I struck the log, the impact vibrating up my arms and into my teeth.
Clara's smile. Strike.
My mother's silence.
Strike.
Ronan’s mocking brown eyes.
I let out a guttural scream and launched into a spinning kick, my boot connecting with the wood with a crack that echoed through the trees. I didn't stop.
I moved like a whirlwind, my body a blur of repressed rage. I practiced my footwork, dodging invisible Alphas, ducking under phantom blows.
I was fast. I was much faster than any Beta female in the pack. I had spent years studying the way the warriors moved, picking up their habits and refining them into something more fluid, more lethal.
I wasn't just training to be a soldier; I was training to be a weapon because I needed to become one if I wanted to survive this pack.
I pulled a small, sharpened stone from my belt, a crude substitute for a knife and began practicing my marksman throws against a target I’d carved into a cedar tree.
Thud. Thud. Thud.
Each hit was dead center.
"Nice grouping."
I spun around, the stone held ready to throw, my heart hammering against my ribs.
Standing at the edge of the clearing was Ronan.
He wasn't wearing his school jacket anymore. He was in a simple black shirt that strained against his chest, his hands shoved into his pockets. He looked out of place in my dirty, ragged sanctuary.
"What are you doing here, Ronan?" I spat, not lowering my guard. "Did you follow me to give me another demerit for 'disrespect'? Or, are you that bored?"
He didn't answer immediately. He walked closer, his eyes scanning the clearing, the broken dummy, the worn grass, the marks on the trees. "I was wondering where you went every afternoon. The teachers say you're a slacker, but this doesn't look like slacking."
"Go away," I said, turning back to the tree. I threw the last stone. It buried itself deep into the bark.
"You're angry," he said, his voice lower now, stripped of the performative cruelty he used in front of the pack. "And you're talented. But you're sloppy. You're leading with your shoulder too much on the left hook. An Alpha would catch that and break your collarbone before you could blink."
I turned, my eyes narrowed. "Is that what you came here for? To give me a lesson? I don't want your help, Ronan. I don't want anything from you. And besides, why would you waste your time teaching a beta with no wolf how to fight?"
He took another step, entering my personal space. The scent of him, cedar, rain, and power swirled around me, making my head spin.
For a second, the crush I’d harbored since we were children flared up, a traitorous warmth in my chest.

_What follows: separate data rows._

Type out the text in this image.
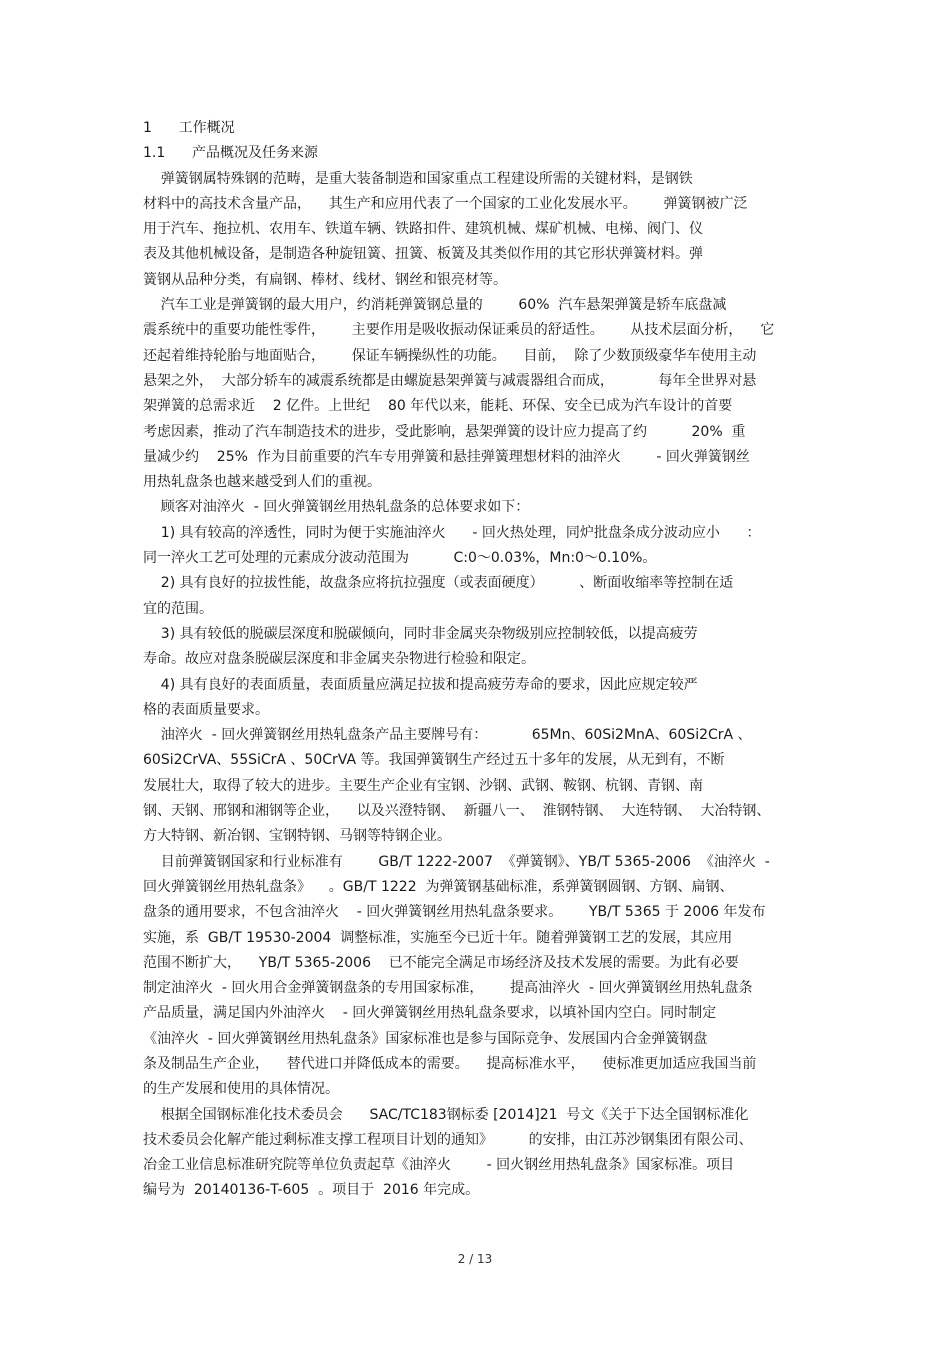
1      工作概况
1.1      产品概况及任务来源
弹簧钢属特殊钢的范畴，是重大装备制造和国家重点工程建设所需的关键材料，是钢铁
材料中的高技术含量产品，    其生产和应用代表了一个国家的工业化发展水平。      弹簧钢被广泛
用于汽车、拖拉机、农用车、铁道车辆、铁路扣件、建筑机械、煤矿机械、电梯、阀门、仪
表及其他机械设备，是制造各种旋钮簧、扭簧、板簧及其类似作用的其它形状弹簧材料。弹
簧钢从品种分类，有扁钢、棒材、线材、钢丝和银亮材等。
汽车工业是弹簧钢的最大用户，约消耗弹簧钢总量的        60%  汽车悬架弹簧是轿车底盘减
震系统中的重要功能性零件，      主要作用是吸收振动保证乘员的舒适性。      从技术层面分析，    它
还起着维持轮胎与地面贴合，      保证车辆操纵性的功能。    目前，  除了少数顶级豪华车使用主动
悬架之外，  大部分轿车的减震系统都是由螺旋悬架弹簧与减震器组合而成，          每年全世界对悬
架弹簧的总需求近    2 亿件。上世纪    80 年代以来，能耗、环保、安全已成为汽车设计的首要
考虑因素，推动了汽车制造技术的进步，受此影响，悬架弹簧的设计应力提高了约          20%  重
量减少约    25%  作为目前重要的汽车专用弹簧和悬挂弹簧理想材料的油淬火        - 回火弹簧钢丝
用热轧盘条也越来越受到人们的重视。
顾客对油淬火  - 回火弹簧钢丝用热轧盘条的总体要求如下：
1) 具有较高的淬透性，同时为便于实施油淬火      - 回火热处理，同炉批盘条成分波动应小      ：
同一淬火工艺可处理的元素成分波动范围为          C:0～0.03%，Mn:0～0.10%。
2) 具有良好的拉拔性能，故盘条应将抗拉强度（或表面硬度）        、断面收缩率等控制在适
宜的范围。
3) 具有较低的脱碳层深度和脱碳倾向，同时非金属夹杂物级别应控制较低，以提高疲劳
寿命。故应对盘条脱碳层深度和非金属夹杂物进行检验和限定。
4) 具有良好的表面质量，表面质量应满足拉拔和提高疲劳寿命的要求，因此应规定较严
格的表面质量要求。
油淬火  - 回火弹簧钢丝用热轧盘条产品主要牌号有：          65Mn、60Si2MnA、60Si2CrA 、
60Si2CrVA、55SiCrA 、50CrVA 等。我国弹簧钢生产经过五十多年的发展，从无到有，不断
发展壮大，取得了较大的进步。主要生产企业有宝钢、沙钢、武钢、鞍钢、杭钢、青钢、南
钢、天钢、邢钢和湘钢等企业，    以及兴澄特钢、  新疆八一、  淮钢特钢、  大连特钢、  大冶特钢、
方大特钢、新冶钢、宝钢特钢、马钢等特钢企业。
目前弹簧钢国家和行业标准有        GB/T 1222-2007  《弹簧钢》、YB/T 5365-2006  《油淬火  -
回火弹簧钢丝用热轧盘条》    。GB/T 1222  为弹簧钢基础标准，系弹簧钢圆钢、方钢、扁钢、
盘条的通用要求，不包含油淬火    - 回火弹簧钢丝用热轧盘条要求。      YB/T 5365 于 2006 年发布
实施，系  GB/T 19530-2004  调整标准，实施至今已近十年。随着弹簧钢工艺的发展，其应用
范围不断扩大，    YB/T 5365-2006    已不能完全满足市场经济及技术发展的需要。为此有必要
制定油淬火  - 回火用合金弹簧钢盘条的专用国家标准，      提高油淬火  - 回火弹簧钢丝用热轧盘条
产品质量，满足国内外油淬火    - 回火弹簧钢丝用热轧盘条要求，以填补国内空白。同时制定
《油淬火  - 回火弹簧钢丝用热轧盘条》国家标准也是参与国际竞争、发展国内合金弹簧钢盘
条及制品生产企业，    替代进口并降低成本的需要。    提高标准水平，    使标准更加适应我国当前
的生产发展和使用的具体情况。
根据全国钢标准化技术委员会      SAC/TC183钢标委 [2014]21  号文《关于下达全国钢标准化
技术委员会化解产能过剩标准支撑工程项目计划的通知》        的安排，由江苏沙钢集团有限公司、
冶金工业信息标准研究院等单位负责起草《油淬火        - 回火钢丝用热轧盘条》国家标准。项目
编号为  20140136-T-605  。项目于  2016 年完成。
2 / 13
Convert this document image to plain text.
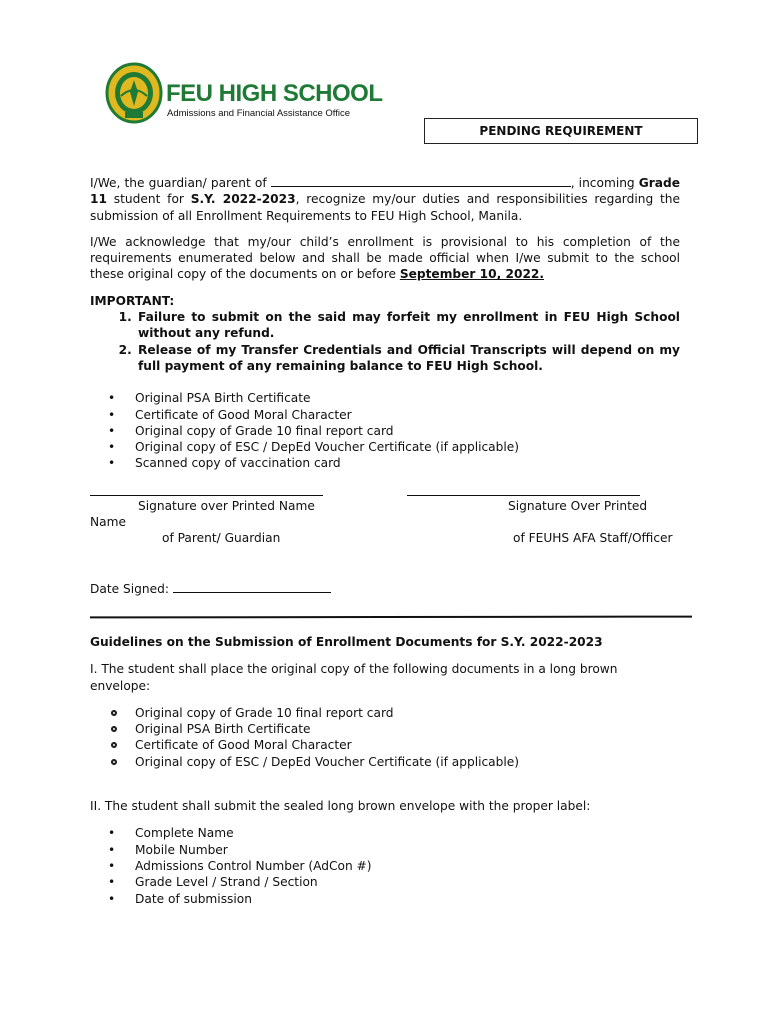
FEU HIGH SCHOOL
Admissions and Financial Assistance Office
PENDING REQUIREMENT

I/We, the guardian/ parent of	, incoming Grade 11 student for S.Y. 2022-2023, recognize my/our duties and responsibilities regarding the submission of all Enrollment Requirements to FEU High School, Manila.

I/We acknowledge that my/our child’s enrollment is provisional to his completion of the requirements enumerated below and shall be made official when I/we submit to the school these original copy of the documents on or before September 10, 2022.

IMPORTANT:

1. Failure to submit on the said may forfeit my enrollment in FEU High School without any refund.
2. Release of my Transfer Credentials and Official Transcripts will depend on my full payment of any remaining balance to FEU High School.
• Original PSA Birth Certificate
• Certificate of Good Moral Character
• Original copy of Grade 10 final report card
• Original copy of ESC / DepEd Voucher Certificate (if applicable)
• Scanned copy of vaccination card
Signature over Printed Name
Name
of Parent/ Guardian
Signature Over Printed
of FEUHS AFA Staff/Officer
Date Signed:

Guidelines on the Submission of Enrollment Documents for S.Y. 2022-2023

I. The student shall place the original copy of the following documents in a long brown envelope:

Original copy of Grade 10 final report card
Original PSA Birth Certificate
Certificate of Good Moral Character
Original copy of ESC / DepEd Voucher Certificate (if applicable)

II. The student shall submit the sealed long brown envelope with the proper label:

• Complete Name
• Mobile Number
• Admissions Control Number (AdCon #)
• Grade Level / Strand / Section
• Date of submission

"You think I'm the enemy," Ronan whispered, his eyes searching for mine.
"But the world outside these borders is a lot darker than this pack, Bellatrix. You’re training for a war you don't understand. Which is why sometimes, you are supposed to lay low and be weak"
"I understand betrayal," I said, my voice trembling. "I understand being treated like garbage by the people who are supposed to love me. That’s enough of a war for now."
Ronan reached out, his fingers hovering just inches from my cheek, his expression unreadable. For a heartbeat, I thought he might actually touch me. I thought the Alpha might finally see the girl behind the Beta.
But then, the sound of a distant whistle broke the moment.
"Ronan! Where are you?" Clara’s voice drifted through the trees, sweet and demanding.
The softness in Ronan’s face vanished instantly. He pulled his hand back, the mask of the arrogant Alpha slamming back into place. "You should get home, Bellatrix. The forest isn't safe for a girl alone. Especially one who doesn't know her place."
He turned and walked away, disappearing into the shadows without a backward glance.
I stood there in the silence, the cold air biting at my damp skin. I picked up one of my stones and gripped it so hard the edges cut into my palm.
"My place," I whispered to the empty clearing. "Just wait, Ronan. I’m going to build a place you can’t even imagine."